# Ram to Ewe Ratio (and Other Newbie questions)



## ACTS Village (Apr 8, 2014)

What is the fewest number of ewes I can have to keep ram happy? Also, I understand that he should be kept in flock until he is 5 months old, but if he is not breeding and the ewes are not lambing, can he still stay in with ewes or should he be moved to another pen? If he is moved, should I get him a castrated ram as a buddy (even if he is next to the ewes and can see them)?


----------



## SheepGirl (Apr 8, 2014)

Last year my ram had four ewes to breed, but he bred three (the fourth ewe lamb never came into heat like her twin). This year he had six and settled all of them. They are happy as long as they have a ewe!
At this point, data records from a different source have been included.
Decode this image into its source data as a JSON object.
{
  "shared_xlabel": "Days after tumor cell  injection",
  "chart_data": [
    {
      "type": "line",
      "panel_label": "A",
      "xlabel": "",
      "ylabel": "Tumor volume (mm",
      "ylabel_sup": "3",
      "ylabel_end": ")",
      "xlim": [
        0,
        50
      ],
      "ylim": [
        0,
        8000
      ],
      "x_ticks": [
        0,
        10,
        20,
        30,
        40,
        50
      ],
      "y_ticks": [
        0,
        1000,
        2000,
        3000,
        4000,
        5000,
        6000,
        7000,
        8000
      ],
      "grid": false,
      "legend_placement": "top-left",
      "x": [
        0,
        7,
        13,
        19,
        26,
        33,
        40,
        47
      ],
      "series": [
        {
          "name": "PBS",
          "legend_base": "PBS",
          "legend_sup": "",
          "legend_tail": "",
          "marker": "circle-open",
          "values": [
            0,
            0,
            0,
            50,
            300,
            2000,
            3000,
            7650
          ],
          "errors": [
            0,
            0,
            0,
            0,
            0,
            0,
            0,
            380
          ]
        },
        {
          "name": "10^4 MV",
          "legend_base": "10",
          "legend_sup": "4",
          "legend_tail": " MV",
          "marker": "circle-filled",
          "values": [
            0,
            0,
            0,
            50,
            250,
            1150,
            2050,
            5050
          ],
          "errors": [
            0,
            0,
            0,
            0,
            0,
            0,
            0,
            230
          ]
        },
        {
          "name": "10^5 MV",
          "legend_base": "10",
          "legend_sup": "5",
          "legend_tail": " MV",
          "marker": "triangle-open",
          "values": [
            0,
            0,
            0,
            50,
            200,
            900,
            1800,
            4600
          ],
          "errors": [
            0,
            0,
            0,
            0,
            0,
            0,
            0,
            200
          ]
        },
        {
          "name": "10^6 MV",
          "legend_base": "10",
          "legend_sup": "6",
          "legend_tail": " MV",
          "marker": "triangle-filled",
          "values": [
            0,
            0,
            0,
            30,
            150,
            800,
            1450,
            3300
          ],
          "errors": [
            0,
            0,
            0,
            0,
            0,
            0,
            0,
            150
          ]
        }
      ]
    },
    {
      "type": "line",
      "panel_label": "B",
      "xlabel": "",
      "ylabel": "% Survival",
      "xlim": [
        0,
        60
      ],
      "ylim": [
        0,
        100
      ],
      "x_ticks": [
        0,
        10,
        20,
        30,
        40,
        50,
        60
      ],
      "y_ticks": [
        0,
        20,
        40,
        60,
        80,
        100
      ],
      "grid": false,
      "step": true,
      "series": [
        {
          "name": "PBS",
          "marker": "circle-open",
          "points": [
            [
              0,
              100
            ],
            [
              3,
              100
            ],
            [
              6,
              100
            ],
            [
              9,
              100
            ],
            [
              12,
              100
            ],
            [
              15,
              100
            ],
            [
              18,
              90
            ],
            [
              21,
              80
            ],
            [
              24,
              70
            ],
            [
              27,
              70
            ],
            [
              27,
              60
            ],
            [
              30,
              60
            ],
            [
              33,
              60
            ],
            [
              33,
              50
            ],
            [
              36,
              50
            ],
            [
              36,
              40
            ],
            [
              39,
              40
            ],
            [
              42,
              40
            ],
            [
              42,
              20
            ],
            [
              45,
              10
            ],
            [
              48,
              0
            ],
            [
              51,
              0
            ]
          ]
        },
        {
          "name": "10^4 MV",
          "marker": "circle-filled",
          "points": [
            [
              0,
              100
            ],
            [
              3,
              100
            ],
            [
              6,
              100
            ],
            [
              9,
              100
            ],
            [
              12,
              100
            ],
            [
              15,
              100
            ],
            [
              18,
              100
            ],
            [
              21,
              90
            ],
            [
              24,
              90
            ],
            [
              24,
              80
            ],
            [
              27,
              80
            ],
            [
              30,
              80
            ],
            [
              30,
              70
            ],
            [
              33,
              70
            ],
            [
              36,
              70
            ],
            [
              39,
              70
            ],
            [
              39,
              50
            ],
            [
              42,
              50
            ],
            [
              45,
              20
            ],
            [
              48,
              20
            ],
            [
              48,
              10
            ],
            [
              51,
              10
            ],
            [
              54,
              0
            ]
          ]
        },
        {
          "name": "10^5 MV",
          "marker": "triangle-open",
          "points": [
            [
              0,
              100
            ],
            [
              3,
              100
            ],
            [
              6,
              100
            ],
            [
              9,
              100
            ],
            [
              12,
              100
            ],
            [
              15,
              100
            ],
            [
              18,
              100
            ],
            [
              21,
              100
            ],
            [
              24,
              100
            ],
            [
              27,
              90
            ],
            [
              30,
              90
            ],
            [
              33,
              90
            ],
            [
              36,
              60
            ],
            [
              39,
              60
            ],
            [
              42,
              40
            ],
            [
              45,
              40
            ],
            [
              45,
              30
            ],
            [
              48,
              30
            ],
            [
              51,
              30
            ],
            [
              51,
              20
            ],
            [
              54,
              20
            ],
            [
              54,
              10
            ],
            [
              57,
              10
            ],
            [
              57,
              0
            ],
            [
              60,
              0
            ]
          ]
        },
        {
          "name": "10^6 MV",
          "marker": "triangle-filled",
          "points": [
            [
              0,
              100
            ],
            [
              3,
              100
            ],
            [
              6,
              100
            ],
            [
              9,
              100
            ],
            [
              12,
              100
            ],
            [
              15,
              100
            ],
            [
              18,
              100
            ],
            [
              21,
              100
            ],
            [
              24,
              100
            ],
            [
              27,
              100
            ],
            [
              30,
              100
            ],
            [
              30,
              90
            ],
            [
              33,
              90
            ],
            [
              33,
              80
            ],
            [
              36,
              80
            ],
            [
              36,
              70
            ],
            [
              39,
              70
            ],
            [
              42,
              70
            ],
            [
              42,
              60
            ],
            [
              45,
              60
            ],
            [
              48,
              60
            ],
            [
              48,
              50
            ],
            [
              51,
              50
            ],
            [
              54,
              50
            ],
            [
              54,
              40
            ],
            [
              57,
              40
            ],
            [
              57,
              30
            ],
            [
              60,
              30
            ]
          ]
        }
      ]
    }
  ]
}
Once my ram lambs are weaned, they are taken from the flock for about two to three weeks and turned back out onto pasture. They are then brought back to the dry lot in July/August when they start getting frisky with the ewes.

This year my ram bred the ewes in October and he stayed with them until February. I moved out the ram lambs with the rest of them in November. They were all moved out a week before the first ewe was due to lamb. I do not let my rams near the lambs, however.
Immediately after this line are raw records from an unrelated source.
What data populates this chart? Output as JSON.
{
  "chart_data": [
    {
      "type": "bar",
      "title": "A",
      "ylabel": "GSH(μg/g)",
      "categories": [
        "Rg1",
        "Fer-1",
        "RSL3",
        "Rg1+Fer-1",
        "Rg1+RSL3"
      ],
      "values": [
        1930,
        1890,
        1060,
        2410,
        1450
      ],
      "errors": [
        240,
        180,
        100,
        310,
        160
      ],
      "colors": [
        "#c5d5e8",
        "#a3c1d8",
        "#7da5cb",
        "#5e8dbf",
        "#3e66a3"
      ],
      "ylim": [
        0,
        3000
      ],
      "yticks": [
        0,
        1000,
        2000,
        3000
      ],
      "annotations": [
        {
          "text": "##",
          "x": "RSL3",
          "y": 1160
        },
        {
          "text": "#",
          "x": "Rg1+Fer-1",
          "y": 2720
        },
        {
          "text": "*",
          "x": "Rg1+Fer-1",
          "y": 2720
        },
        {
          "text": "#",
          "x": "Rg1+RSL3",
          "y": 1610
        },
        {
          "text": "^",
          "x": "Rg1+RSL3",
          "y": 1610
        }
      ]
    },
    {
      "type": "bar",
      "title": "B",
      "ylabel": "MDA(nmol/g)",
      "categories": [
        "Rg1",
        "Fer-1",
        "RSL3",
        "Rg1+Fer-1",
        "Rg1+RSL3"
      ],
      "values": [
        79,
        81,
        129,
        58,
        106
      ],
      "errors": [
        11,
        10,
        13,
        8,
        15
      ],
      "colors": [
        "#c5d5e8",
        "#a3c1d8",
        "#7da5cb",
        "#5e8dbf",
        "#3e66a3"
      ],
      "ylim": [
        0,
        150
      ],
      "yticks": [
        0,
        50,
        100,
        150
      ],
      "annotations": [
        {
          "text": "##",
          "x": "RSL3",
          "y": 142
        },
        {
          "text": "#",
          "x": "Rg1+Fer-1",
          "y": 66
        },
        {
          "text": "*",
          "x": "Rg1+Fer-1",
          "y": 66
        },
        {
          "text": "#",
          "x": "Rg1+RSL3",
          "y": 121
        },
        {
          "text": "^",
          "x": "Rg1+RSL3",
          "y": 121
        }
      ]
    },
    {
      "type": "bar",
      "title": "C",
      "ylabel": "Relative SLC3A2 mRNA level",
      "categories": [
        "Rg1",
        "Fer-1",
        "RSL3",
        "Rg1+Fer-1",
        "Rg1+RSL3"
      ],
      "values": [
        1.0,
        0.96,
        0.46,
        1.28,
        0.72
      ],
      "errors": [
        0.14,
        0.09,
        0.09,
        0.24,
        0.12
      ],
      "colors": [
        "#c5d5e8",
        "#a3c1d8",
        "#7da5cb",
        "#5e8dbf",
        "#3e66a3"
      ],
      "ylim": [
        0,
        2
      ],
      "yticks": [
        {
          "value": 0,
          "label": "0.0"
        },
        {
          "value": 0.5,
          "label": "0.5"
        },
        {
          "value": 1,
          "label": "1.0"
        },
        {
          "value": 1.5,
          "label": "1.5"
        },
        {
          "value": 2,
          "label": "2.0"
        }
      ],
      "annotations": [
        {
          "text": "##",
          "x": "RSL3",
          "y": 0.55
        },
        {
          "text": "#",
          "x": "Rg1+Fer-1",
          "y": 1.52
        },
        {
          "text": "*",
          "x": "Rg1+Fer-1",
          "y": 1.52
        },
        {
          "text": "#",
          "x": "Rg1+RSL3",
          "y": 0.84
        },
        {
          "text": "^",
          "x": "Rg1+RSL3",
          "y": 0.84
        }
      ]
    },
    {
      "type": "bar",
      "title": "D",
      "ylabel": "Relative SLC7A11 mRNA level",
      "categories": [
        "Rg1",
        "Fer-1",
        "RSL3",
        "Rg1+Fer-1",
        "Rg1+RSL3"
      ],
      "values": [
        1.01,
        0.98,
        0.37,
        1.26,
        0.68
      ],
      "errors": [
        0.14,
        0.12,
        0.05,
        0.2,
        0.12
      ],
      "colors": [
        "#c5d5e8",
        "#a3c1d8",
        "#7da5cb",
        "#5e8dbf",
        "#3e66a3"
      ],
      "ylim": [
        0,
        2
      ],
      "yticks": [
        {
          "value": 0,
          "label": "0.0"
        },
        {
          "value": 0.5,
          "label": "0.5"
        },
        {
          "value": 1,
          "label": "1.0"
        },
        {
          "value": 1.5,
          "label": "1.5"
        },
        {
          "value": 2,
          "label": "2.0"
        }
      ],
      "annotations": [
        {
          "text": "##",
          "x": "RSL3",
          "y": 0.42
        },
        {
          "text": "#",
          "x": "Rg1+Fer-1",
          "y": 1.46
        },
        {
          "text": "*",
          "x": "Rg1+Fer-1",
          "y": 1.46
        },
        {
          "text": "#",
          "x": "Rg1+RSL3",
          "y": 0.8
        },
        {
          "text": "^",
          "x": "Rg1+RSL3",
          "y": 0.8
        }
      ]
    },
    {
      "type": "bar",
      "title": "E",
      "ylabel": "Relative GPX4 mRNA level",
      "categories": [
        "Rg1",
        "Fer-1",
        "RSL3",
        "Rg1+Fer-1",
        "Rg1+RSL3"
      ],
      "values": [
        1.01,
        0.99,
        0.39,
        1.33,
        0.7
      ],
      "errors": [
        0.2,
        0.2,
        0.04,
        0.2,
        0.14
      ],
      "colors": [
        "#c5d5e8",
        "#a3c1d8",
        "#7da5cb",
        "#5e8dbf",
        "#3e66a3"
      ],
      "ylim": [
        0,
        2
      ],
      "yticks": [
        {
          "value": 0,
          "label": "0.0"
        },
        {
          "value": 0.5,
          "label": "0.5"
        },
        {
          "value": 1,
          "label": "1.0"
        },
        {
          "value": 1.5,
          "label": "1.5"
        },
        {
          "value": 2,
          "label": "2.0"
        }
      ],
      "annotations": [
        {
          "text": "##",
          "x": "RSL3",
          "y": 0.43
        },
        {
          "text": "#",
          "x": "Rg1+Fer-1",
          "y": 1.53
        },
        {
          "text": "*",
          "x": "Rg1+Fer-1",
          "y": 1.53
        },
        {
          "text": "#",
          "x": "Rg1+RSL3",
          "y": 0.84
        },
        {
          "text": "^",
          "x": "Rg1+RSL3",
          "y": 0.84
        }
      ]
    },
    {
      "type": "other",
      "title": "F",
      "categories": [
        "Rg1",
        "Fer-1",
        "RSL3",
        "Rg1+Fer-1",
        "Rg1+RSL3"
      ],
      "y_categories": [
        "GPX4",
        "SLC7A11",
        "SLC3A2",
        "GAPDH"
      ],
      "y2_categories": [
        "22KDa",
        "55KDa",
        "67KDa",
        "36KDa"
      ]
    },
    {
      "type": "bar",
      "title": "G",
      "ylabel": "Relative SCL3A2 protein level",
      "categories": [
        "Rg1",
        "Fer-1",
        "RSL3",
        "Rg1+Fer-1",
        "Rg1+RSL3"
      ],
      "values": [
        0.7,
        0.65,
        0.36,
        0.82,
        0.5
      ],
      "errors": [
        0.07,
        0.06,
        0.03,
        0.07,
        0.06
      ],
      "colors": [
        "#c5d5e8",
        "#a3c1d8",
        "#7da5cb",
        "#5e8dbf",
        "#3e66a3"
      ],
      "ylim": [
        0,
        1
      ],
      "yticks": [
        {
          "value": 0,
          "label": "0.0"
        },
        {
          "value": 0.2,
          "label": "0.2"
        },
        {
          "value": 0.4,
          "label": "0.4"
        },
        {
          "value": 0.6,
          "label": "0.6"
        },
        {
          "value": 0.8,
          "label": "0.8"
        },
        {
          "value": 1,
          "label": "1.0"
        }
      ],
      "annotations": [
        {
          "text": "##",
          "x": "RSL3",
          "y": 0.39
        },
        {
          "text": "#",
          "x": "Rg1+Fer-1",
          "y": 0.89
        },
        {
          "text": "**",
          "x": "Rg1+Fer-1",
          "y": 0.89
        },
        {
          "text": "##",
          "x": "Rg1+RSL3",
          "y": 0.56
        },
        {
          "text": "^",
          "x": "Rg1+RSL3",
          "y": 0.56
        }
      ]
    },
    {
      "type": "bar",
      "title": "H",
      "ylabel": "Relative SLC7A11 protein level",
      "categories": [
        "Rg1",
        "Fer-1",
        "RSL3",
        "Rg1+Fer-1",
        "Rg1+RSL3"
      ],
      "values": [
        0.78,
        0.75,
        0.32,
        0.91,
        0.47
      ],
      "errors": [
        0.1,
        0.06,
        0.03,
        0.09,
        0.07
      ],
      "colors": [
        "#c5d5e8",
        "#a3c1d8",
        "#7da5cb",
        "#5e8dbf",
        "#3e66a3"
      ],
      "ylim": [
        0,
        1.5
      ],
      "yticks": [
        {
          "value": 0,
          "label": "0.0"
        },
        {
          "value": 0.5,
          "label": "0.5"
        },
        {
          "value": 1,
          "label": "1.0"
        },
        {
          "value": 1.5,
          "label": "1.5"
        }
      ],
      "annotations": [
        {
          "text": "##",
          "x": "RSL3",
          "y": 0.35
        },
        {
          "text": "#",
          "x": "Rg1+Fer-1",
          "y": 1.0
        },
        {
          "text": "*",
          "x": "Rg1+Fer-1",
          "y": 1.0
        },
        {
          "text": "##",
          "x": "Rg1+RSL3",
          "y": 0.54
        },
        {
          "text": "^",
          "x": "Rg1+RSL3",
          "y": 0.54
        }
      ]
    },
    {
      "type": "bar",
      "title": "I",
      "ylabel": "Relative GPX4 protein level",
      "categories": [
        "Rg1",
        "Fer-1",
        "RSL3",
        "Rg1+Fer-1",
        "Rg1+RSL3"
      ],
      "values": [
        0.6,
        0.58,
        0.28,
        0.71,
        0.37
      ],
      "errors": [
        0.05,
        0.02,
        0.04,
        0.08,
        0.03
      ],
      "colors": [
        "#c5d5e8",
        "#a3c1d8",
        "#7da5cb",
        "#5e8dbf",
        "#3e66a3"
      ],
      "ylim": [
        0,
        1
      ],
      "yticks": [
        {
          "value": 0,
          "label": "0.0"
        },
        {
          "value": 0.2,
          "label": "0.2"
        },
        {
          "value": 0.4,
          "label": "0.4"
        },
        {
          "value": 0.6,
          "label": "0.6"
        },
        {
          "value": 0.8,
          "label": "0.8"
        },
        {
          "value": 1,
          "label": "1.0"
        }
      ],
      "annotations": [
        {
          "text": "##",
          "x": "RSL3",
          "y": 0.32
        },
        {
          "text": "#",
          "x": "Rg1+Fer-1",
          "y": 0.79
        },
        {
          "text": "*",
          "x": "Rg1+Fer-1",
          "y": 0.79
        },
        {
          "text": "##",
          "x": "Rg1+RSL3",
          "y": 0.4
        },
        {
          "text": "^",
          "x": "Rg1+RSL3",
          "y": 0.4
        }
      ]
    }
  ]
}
I have kept sheep singly, but they have fenceline contact with other sheep. IMO I don't think they need a friend when they have fenceline contact. If they are completely cut off, then yes, get them a buddy. Either a wether or another ram.


----------



## Sheepshape (Apr 9, 2014)

Yes, one to one will work fine and some folk leave the ram in with the ewes after they want them bred. The pitfall of this is that some may not have been bred early and lambing can drag on for ever.
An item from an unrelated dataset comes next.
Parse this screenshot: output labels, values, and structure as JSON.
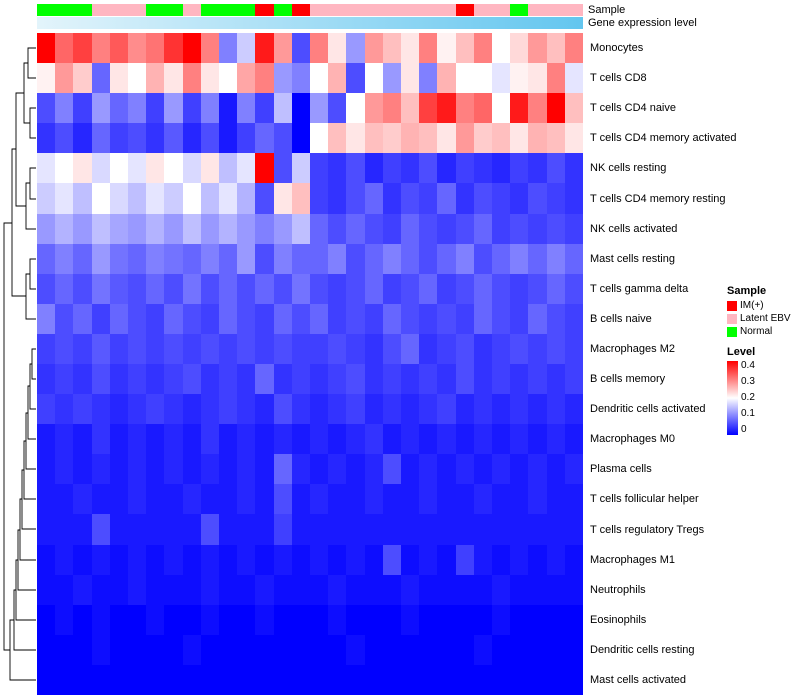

I have six rams which live peacefully together throughout the year and then are separated off to their respective ladies in the autumn.

Over here, it is generally said that e mature ram can 'manage' between 30 and 50 ewes and a ram lamb no more than 20 to 25.........(but he'll end up a bit thin at the end of the tupping season if you give him the maximum number!)


----------



## ACTS Village (Apr 10, 2014)

Thank you both for your help. It is much appreciated.


----------